The Dodger's utility man was a one-man wrecking crew. Three home runs against the Cubs, including a grand slam. Before the game, Kike talked to his mother, still in Puerto Rico and feeling the effects of Hurricane Maria. She would watch this game at his grandparents' home on a television powered by a generator. When they talked, he told his mom that he was going to hit a home run. Well, she saw her son make history.
Seven RBIs was a league championship series record. Kike wants to be with his family in Puerto Rico as soon as possible. His dad, though, was at the stadium almost one year to the day after finding out his cancer went into remission.
(BEGIN VIDEO CLIP)
ENRIQUE HERNANDEZ, LOS ANGELES DODGERS: My body is here but my mind's kind of back home. You know, it's hard -- it's hard being away from home with what's going on. And, you know, to be able to do this in a stage like this against the Cubs that beat us last year and to get us to the World Series, it's -- it's amazing. I honestly can't put it into words and all I want to do right now is go to my dad and give him a big hug.
(END VIDEO CLIP)
[09:55:11] WIRE: And L.A. hugs you.
Make it rain champagne. The new National League champions await the winner of the Yankees/Astros series. And the Yankees can advance with a win tonight in Houston. The Dodgers now have a five days rest and they will host home field advantage throughout the World Series.

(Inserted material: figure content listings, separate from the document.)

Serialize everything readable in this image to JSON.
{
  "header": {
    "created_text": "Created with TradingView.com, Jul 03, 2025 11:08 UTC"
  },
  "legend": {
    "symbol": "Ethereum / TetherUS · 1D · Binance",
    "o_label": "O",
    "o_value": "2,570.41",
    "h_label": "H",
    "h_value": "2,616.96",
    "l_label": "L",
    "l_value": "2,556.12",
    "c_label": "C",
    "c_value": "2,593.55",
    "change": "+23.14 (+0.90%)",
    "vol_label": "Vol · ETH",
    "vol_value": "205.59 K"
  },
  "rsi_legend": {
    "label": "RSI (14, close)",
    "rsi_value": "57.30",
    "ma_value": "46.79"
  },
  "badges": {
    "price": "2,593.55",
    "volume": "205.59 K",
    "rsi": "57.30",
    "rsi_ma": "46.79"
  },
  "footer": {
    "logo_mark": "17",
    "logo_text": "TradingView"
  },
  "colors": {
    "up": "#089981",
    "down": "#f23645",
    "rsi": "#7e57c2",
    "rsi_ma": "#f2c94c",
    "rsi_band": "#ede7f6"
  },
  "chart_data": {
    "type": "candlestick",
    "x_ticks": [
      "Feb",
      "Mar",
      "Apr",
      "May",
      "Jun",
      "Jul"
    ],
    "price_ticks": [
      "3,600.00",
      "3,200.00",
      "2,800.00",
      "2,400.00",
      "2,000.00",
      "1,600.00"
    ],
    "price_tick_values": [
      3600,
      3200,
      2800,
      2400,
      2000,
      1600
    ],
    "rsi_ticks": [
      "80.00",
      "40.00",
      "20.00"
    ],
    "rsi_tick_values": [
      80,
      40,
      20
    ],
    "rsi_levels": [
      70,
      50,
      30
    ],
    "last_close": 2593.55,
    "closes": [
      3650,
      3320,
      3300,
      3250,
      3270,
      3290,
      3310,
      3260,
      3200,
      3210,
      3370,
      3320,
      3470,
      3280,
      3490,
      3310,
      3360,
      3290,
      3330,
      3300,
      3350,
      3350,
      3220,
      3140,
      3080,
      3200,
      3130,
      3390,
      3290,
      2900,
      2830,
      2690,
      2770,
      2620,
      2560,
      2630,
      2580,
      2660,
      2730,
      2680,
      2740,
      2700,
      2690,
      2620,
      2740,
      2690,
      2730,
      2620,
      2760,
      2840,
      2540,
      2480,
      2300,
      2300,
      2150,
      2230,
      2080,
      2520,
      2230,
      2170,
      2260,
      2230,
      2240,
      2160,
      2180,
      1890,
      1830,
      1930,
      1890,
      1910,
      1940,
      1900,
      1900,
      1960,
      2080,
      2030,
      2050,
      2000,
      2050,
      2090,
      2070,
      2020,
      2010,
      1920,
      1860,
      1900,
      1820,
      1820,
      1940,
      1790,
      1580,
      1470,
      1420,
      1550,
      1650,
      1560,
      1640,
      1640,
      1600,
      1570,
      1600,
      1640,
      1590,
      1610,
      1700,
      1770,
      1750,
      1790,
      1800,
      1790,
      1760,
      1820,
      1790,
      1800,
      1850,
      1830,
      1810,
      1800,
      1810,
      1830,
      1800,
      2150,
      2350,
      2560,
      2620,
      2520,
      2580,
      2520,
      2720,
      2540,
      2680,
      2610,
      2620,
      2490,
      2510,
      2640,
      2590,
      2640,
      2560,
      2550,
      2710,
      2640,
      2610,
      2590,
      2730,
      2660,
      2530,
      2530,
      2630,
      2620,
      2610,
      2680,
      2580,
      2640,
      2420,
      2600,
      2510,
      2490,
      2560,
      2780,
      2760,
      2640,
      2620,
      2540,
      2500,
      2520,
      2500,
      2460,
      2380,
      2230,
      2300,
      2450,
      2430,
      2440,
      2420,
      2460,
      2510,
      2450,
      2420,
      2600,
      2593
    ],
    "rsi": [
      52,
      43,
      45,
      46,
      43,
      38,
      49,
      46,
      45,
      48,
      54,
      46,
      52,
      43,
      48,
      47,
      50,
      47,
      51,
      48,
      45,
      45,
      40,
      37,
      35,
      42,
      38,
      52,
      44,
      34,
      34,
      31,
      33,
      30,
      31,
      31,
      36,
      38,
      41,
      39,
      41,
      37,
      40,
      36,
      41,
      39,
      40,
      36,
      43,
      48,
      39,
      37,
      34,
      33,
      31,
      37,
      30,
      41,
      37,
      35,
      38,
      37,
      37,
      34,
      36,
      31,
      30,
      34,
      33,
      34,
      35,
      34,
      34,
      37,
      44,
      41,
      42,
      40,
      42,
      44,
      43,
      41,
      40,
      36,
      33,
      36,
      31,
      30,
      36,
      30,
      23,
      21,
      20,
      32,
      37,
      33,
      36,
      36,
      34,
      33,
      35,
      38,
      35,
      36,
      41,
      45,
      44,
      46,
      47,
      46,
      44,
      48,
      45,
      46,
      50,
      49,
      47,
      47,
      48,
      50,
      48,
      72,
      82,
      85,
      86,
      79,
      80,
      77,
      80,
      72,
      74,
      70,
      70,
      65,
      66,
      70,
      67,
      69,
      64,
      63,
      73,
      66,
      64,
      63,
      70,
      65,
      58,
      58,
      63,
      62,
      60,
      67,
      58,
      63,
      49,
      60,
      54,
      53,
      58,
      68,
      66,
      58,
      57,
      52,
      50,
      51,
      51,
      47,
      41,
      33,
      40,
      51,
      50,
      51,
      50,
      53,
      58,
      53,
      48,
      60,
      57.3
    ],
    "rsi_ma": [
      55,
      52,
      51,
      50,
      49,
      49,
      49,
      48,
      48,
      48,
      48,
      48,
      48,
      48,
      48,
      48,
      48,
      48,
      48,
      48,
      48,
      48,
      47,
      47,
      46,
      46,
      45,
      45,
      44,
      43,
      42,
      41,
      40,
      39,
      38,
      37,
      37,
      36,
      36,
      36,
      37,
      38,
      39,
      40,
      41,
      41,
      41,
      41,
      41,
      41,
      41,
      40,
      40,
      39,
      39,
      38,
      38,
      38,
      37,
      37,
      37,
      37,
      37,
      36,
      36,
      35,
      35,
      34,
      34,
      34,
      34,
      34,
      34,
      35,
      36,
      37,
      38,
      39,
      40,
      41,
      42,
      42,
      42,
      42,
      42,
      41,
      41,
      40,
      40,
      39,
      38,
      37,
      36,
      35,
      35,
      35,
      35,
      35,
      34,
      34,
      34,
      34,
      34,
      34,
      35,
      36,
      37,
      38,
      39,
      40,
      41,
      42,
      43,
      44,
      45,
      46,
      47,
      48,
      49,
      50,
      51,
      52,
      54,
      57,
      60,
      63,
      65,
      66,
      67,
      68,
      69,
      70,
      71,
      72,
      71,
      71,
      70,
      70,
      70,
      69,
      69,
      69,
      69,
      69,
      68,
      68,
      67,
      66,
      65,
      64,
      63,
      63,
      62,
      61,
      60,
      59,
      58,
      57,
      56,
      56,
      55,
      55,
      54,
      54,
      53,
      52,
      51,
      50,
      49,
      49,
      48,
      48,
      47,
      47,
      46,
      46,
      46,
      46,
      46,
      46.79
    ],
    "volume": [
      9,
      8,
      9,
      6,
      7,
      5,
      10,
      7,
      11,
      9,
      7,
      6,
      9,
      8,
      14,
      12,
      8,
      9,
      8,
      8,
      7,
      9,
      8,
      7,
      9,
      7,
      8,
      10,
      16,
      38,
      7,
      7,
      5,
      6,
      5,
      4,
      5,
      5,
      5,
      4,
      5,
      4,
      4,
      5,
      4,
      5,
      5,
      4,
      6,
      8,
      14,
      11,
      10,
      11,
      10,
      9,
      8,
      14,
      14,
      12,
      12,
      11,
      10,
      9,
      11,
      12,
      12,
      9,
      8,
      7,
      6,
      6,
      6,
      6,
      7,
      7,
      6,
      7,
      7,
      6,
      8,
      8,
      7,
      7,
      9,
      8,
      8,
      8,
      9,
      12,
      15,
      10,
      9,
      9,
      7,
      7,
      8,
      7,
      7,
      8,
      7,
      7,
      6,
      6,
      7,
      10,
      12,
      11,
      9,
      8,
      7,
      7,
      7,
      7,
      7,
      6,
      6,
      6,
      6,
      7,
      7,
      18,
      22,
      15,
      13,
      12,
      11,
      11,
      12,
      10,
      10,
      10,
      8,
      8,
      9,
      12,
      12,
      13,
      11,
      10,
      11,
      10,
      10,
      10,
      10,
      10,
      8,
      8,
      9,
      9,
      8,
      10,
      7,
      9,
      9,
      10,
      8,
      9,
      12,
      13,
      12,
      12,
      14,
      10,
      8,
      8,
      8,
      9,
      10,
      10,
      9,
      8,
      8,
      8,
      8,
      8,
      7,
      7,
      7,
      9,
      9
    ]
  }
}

BERMAN: They're good at baseball. Coy Wire, thanks so much. Appreciate it.
WIRE: You're welcome.
BERMAN: All right, Representative Frederica Wilson fighting back against President Trump and White House Chief of Staff John Kelly. Her hear CNN's exclusive interview, next.
HARLOW: Good morning, everyone. Top of the hour. I'm Poppy Harlow.
BERMAN: I'm John Berman.
New this morning, CNN has learned that the FBI is joining the investigation into the ambush that killed four U.S. soldiers in Niger.
[10:00:03] This as the feud intensifies over the president's condolence calls to the family of one of these men, La David Johnson. It left his family offended and angry, which in turn left the White House offended and angry.